The technical assistance grant, from the EU-Africa Infrastructure Trust Fund, will help ensure a smooth transition of airport operations during the rehabilitation of Terminals 1, 2 and 3 and the arrivals hall, as well as the construction of the new Terminal 4. Specialist consultants will coordinate expansion of the existing terminal to ensure minimal disruption to passengers, airlines and airport operations.

Air transport has become increasingly important to the economy of Kenya, sustaining the tourist industry and the fresh flower and horticulture export markets. The current airport was originally designed for an annual capacity of 2.5 million passengers, and presently handles almost double that volume, leading to difficulties in meeting international customer service standards. The proposed project will increase design capacity to 9.3 million annual passengers and providing improved security that comply with International Civil Aviation Authority ICAO) standards.

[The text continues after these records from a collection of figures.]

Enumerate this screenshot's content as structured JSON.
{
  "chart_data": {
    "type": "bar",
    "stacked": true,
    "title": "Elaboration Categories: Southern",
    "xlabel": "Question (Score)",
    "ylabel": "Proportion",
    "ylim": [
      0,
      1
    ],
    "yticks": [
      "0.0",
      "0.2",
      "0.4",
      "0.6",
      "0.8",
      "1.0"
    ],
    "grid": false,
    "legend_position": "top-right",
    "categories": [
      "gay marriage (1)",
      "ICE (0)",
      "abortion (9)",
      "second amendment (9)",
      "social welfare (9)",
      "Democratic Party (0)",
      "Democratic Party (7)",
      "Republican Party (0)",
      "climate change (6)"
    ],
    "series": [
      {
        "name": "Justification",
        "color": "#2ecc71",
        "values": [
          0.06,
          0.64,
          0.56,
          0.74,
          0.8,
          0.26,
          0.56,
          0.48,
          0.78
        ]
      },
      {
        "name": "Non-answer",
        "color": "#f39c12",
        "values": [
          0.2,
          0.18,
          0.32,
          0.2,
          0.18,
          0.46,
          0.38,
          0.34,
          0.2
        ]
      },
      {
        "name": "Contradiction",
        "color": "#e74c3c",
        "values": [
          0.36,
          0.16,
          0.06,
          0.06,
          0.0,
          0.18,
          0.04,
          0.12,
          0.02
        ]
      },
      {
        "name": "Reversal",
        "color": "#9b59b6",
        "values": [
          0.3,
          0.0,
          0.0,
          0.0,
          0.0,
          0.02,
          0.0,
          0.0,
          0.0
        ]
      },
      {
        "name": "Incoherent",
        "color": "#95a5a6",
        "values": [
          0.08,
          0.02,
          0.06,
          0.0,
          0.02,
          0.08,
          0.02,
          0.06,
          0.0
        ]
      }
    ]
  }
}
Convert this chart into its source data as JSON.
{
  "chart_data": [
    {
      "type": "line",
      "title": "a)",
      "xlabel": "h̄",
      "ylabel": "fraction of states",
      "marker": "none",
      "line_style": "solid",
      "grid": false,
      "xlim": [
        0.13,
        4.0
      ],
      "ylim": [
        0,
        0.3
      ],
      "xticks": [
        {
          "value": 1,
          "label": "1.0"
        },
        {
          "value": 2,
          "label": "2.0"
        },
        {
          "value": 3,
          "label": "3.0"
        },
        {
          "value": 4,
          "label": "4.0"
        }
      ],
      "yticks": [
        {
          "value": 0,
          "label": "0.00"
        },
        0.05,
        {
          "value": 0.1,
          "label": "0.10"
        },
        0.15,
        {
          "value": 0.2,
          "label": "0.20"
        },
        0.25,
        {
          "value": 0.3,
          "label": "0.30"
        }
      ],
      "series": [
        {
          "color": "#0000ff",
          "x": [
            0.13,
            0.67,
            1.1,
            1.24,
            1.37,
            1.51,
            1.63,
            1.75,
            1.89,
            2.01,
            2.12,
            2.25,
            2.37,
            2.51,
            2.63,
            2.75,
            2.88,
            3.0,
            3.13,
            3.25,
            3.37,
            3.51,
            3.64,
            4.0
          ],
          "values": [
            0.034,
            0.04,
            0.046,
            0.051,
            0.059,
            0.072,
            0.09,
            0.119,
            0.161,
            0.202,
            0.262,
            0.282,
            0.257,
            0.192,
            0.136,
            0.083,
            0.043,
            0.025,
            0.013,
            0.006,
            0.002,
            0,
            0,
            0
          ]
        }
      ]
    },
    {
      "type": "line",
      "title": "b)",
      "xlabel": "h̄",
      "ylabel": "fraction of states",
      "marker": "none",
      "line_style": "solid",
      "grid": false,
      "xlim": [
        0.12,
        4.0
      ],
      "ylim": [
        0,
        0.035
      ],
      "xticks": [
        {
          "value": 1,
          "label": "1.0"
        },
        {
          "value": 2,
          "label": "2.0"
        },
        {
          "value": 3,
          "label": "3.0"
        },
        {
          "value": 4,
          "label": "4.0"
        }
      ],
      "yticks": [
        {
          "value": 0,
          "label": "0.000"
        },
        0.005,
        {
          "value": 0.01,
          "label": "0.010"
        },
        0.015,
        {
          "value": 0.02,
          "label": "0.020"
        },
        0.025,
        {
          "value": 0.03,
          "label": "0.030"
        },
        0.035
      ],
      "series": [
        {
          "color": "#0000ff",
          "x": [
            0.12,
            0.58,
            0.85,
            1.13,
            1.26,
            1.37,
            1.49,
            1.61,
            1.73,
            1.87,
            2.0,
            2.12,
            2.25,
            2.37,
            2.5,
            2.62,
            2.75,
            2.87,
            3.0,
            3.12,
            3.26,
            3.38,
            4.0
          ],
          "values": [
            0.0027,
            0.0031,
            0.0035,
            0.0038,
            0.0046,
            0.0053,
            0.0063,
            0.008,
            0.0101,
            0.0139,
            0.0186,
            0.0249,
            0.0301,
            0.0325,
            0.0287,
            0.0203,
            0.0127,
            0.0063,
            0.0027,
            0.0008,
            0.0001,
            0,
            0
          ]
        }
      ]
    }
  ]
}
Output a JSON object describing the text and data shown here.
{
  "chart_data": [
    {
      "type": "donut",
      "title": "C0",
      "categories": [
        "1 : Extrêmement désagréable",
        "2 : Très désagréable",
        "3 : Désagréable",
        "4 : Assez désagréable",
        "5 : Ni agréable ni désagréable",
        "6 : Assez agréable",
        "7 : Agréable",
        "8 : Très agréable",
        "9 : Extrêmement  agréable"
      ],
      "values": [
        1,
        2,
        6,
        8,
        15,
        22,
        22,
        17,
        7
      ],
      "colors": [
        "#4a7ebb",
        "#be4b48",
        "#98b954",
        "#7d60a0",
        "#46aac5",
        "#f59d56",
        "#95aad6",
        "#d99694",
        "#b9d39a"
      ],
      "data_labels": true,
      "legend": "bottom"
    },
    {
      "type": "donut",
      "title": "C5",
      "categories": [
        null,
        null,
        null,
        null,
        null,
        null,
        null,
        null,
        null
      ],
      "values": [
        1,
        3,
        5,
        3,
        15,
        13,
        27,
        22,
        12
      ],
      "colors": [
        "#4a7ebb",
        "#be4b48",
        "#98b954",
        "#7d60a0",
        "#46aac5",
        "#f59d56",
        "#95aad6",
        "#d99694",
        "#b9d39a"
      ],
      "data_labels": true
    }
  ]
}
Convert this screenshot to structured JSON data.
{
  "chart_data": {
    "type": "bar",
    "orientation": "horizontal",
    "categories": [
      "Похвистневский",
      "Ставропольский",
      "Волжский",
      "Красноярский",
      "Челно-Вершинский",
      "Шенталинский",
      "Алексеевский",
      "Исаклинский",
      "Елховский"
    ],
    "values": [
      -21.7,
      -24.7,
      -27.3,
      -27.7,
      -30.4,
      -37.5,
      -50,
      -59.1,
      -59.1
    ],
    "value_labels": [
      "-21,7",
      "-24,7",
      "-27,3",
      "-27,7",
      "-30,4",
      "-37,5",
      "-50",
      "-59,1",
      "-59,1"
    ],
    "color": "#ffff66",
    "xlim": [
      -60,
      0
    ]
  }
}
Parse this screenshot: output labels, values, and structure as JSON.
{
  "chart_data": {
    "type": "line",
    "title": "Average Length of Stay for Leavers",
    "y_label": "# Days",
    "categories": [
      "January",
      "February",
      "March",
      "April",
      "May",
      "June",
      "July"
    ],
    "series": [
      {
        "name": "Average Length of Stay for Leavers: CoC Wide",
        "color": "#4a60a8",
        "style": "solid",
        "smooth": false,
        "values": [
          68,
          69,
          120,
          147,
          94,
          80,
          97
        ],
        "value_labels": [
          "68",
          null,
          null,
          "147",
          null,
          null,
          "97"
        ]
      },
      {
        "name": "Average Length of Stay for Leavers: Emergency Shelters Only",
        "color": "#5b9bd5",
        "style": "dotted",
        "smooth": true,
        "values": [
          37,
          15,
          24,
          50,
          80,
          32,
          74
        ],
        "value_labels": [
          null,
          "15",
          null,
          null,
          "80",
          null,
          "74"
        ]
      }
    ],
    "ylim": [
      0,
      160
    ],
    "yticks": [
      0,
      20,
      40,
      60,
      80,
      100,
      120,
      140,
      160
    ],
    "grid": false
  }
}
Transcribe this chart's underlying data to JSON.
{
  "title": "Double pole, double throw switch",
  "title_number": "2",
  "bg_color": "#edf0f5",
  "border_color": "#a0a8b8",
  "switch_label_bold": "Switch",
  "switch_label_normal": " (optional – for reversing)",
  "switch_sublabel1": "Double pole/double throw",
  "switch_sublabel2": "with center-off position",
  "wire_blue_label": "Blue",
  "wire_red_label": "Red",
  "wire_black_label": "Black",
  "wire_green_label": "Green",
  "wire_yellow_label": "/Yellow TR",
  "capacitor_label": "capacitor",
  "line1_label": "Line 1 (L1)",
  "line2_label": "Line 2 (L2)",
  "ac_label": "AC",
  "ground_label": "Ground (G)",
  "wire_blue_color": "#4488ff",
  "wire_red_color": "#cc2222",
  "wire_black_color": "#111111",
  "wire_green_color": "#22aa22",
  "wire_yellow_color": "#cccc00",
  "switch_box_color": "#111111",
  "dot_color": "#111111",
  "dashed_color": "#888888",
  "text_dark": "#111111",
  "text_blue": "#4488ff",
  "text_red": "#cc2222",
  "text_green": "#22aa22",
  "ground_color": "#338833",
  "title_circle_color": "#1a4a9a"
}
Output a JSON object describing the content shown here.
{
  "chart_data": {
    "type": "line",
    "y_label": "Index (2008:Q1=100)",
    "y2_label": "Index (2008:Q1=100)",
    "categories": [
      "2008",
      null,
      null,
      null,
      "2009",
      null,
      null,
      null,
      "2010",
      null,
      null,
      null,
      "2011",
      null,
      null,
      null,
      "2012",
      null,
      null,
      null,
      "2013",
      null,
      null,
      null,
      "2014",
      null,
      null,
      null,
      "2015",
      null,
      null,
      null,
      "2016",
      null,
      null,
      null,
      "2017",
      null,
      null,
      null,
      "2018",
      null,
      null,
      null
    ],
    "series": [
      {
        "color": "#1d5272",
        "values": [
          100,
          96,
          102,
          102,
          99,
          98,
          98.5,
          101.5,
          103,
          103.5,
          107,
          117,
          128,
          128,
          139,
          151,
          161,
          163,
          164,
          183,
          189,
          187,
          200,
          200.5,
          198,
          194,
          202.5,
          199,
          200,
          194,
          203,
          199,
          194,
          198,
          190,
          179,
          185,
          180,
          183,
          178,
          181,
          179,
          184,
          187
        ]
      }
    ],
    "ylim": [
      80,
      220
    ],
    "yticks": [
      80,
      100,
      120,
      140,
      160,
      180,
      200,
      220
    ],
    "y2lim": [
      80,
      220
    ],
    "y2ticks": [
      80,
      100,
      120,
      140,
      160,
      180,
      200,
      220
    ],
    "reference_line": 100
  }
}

Vice President Sakellaris is currently on a three day visit to Kenya to see other initiatives funded by the European Investment Bank including the Olkaria Geothermal power plant and other projects. The European Investment Bank delegation will also be meeting President Kibaki, Prime Minister Odinga, other senior government ministers and business leaders.


Notes for editors:

European Investment Bank

  • The European Investment Bank, the long-term lending institution of the European Union, whose shareholders are the 27 European Union member states, has been active across Africa for over 40 years. EIB activities follow policies and objectives set down by European Union member states and whose Finance Ministers are the EIB’s Governors.
  • Over the last 5 years the European Investment Bank has provided EUR 890 m for the East and Central African region. In 2009, the European Investment Bank provided over EUR 1.1bn of funding to sub-Saharan Africa. The Bank supports public sector projects that are critical for private sector development and the creation of a competitive business environment. The Bank provides a broad range of financing instruments including loans, guarantees and risk capital to Africa selecting projects that can deliver sustainable economic, social and environmental benefits.
  • The EU-Africa Infrastructure Trust Fund, an instrument of the EU-Africa Partnership on Infrastructure, promotes regional infrastructure schemes to foster wider African development. It is funded by the European Commission and a number of European Member States, managed by the EIB. The Fund provides grants alongside long- term loan finance made available by financial institutions to support cross-border infrastructure investments in sub-Saharan Africa.
  • The World Bank will also contribute USD 18m for the airport upgrading project.